Any movie that starts with a plane crashing into downtown LA that’s played as a total farce is one I’m going to remember. Philo (Brett Cullen, who was on Falcon Crest and played Johnny Blaze’s dad in 2007’s Ghost RIder) has always wanted to be a pilot, but that crash — in a simulator — is because his contact lenses got knocked out by his friend and fellow pilot George (Donny Most, here booked as Don).
They decide that they want to stay on planes, so they enroll at Weidermeyer Academy, a stewardess school. Imagine Police Academy throughout this movie, with the teachers like Miss “Ironpants” Grummet as the older cops and the students as the cadets.

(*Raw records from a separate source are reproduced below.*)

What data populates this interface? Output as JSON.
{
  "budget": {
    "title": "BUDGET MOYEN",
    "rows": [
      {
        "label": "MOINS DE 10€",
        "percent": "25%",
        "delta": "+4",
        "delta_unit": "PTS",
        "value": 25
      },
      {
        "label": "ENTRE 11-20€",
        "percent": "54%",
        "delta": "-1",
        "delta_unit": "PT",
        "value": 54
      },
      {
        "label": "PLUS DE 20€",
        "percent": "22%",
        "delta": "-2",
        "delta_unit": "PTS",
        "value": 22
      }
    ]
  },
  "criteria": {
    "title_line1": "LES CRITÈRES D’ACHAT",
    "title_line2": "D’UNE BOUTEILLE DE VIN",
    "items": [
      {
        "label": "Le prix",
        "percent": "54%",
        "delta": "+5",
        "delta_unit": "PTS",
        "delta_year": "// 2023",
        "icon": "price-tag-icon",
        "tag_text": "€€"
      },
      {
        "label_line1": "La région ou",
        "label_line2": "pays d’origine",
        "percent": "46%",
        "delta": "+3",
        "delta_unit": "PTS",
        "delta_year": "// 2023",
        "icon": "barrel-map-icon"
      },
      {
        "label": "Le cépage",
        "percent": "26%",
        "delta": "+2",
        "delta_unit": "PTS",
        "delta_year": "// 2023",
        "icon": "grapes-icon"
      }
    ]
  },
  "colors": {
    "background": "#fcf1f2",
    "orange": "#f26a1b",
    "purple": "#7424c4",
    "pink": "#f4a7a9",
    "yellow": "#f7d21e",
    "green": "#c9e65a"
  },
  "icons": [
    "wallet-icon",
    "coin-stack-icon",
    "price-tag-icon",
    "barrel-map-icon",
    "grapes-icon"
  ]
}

Mary Cadorette — who played Vicky, the girl who finally got Jack Tripper to settle down and go from Three’s Company to Three’s a Crowd — is Kelly Johnson, an extremely clumsy girl. There’s a stereotypical gay guy. A frumpy overweight girl played by Wendie Jo Sperber, as Wendie played this role in nearly every film. There’s Wanda Polanski, a pro wrestler who just lost her latest boyfriend played by Conan the Barbarian‘s Sandahl Bergman. Julia Montgomery — yes, Betty Childs herself — plays an overly nice version of that role. Corinne Bohrer plays a punk rock girl in love with a biker (she’s a vet of these movies, appearing in Zapped!, Joysticks, Surf II, Revenge of the Nerds IV: Nerds in Love and the fourth Police Academy movie). And oh yeah — Judy Landers as Sugar Dubois, a hooker with a heart of gold that’s on work release.
After going through hell, everyone graduates and gets a job at the struggling Stromboli Air. Their first flight has a blind person’s convention and a man with a bomb who doses people with LSD. Of course, our heroes have to land the plane and fix things. But don’t worry — everything works out just fine.
Voiceover artist Rob Paulsen (Pinky of Pinky and the Brain amongst 250 different animated characters and over 1000 commercials) shows up in a rare live-action role. Sherman Helmsley appears briefly as Mr. Buttersworth. And the owner of the school is played by William Bogert, who hosted the Frontline segments on Chapelle’s Show.
If you had Comedy Central in the 1990’s, there’s a good chance you saw this movie. Trust me. You did.